Preview: Thursday 7 March 2019

Exhibition Run: 8 Mar - 14 Apr, 2019

This body of work by London-based artist Lucy Clout brings to Cubitt a set of propositions that in part offer up questions of self-organising as well as passive and active participation.

Sculptural and video pieces bring together research around the close readings of bodies in relation to medical diagnostic narratives, queer reproduction and pleasure. The creation of new knowledges, their distribution and the ability to access them is examined through the work via references to online communities where the internet is activated as the site of extreme publicness and privateness.

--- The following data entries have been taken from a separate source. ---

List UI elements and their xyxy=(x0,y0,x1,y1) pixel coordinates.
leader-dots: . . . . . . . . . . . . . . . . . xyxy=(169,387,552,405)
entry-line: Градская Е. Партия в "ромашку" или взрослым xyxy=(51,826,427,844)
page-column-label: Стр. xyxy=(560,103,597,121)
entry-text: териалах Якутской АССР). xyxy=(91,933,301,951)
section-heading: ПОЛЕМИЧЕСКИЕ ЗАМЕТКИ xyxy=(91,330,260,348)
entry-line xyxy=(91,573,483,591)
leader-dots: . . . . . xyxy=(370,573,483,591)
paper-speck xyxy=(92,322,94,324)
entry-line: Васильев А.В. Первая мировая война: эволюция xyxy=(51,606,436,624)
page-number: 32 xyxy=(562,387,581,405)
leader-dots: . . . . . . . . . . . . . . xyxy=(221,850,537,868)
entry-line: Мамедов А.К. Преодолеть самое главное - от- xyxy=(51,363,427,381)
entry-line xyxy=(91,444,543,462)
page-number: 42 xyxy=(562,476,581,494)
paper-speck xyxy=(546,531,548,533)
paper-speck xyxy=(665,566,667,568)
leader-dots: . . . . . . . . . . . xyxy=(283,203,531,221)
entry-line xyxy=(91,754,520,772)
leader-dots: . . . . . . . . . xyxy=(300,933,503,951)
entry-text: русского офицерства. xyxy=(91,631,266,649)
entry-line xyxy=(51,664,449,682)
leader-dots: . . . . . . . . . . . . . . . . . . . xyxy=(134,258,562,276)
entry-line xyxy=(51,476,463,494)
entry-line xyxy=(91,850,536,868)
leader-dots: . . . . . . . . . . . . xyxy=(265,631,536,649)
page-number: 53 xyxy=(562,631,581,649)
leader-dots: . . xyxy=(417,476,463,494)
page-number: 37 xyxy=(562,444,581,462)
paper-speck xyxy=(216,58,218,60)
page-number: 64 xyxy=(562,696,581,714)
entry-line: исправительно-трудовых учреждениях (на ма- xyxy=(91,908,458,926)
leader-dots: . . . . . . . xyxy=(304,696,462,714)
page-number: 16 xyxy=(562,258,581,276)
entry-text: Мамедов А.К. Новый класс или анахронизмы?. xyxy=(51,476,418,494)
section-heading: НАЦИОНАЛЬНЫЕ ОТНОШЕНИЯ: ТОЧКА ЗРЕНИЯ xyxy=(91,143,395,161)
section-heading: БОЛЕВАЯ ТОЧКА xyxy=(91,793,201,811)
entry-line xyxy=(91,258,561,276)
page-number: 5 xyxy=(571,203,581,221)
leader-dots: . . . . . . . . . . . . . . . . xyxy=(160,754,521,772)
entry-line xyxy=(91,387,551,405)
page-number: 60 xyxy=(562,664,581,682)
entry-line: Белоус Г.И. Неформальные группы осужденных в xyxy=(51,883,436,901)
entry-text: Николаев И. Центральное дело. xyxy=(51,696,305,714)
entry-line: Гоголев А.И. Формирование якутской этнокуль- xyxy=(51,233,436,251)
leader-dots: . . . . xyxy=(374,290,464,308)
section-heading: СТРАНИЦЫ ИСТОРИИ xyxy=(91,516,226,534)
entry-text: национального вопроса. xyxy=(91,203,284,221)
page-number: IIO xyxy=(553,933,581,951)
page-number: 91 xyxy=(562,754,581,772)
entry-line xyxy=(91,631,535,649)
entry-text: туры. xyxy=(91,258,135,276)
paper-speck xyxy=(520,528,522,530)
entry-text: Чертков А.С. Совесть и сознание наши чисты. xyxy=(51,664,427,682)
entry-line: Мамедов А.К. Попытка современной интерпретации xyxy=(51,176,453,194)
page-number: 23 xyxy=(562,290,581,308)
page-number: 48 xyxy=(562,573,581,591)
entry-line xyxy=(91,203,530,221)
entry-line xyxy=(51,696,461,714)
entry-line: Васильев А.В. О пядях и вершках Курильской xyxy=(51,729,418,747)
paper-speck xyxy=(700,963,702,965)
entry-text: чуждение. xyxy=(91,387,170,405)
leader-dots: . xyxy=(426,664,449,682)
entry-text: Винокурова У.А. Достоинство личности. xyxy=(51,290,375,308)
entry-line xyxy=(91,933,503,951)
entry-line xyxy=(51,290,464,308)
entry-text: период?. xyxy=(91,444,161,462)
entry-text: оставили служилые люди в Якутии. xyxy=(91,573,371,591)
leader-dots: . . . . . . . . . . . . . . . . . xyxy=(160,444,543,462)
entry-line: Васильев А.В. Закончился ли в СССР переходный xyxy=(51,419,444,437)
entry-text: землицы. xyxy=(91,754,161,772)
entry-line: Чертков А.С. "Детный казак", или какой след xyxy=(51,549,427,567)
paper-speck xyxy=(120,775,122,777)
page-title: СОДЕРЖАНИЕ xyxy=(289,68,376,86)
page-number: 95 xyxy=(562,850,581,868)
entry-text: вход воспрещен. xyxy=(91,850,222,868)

A Symptom talks to the possibility of [digital] screens for communication and community or screens as modes of privacy and concealed activity. Nurses, a 6 minute film, specifically references technology and online forums for sharing and organising in this instance around health and diagnosis and in relation to the inequitable availability of technology and kinship. The second film in the space Nurses 2, shown on a flatscreen monitor, reveals the construction of narrative, the filming and editing process with friends. Questions around self-organising, passive and active participation are addressed through a withheld subjectivity and with clouded transparency, not to universalise what this can mean.

“The work comes out of a specific time spent in an attic flat on the Scottish border. A sickness of now, a cure of now, a pleasure of now too–understood via bodily image production, projections and interpretations.

These sets of work are not an argument but a set of stories and tones–the sociopathic CEO leveraging the single drop of blood as oracle, a website on which orgasm sounds are shared and discussed, the monitoring of cervical and ocular mucous, a body coded as infertile or aroused.

I imagine Nurses 2 as an obscure set of footnotes, or silent backing singers. Tone is created in the filtering of screens and cameras. Both bluntness and blur are used in a performance of pleasure against interpretation.” – Lucy Clout

The invitation to Lucy Clout from Cubitt’s Curatorial Fellow Louise Shelley also makes transparent the position of friendship, drawing on a shared history of exchange, support, trust and positions developed in parallel and in difference. Whilst not a subject of the work, this is a structure inherent in its display at Cubitt.

A text by writer Lizzie Homersham is also made available which builds on a conversation and an essay published as part of Solvent Magazine an exhibition by Clout as part of Berwick Film & Media Arts Festival 2018.

In October 2018 Cubitt’s public programme started organising under the title Structures That Cooperate, an ongoing programme that talks to Cubitt’s context as an artist-run co-operative. Events, workshops and artworks have so far shown approaches to organising, economies and collective formats, imaginaries and realities. A Symptom is the first of two spring exhibitions that work to extend and complicate these starting enquiries through solo authored presentations that address possibilities for collective mobilisation from personal positions and politics.

The work presented builds on work made during a six-month residency Lucy undertook with Berwick Visual Arts and Berwick Film & Media Arts Festival in 2018.

Lucy Clout is a London based artist whose videos use technology and pop culture to examine loneliness, intimacy and kinship. The works produce and reproduce minor (disposable or insignificant) speech to examine embodiment, longing and historically gendered performance. Recent projects include forthcoming new work for flatness.eu (2019). In 2015 she was awarded the Jerwood/Film and Video Umbrella award. Recent exhibitions include Solvent Magazine, The Gymnasium, Berwick as part of Berwick Film & Media Arts Festival (2018), Jerwood Space, London, CCA, Glasgow (2015) and Limoncello, London (2016). Recent screenings include Raven Row, Tate Britain and Anthology Film Archives, New York (all 2017).  

This exhibition is supported by Arts Council England and Outset Contemporary Art Fund.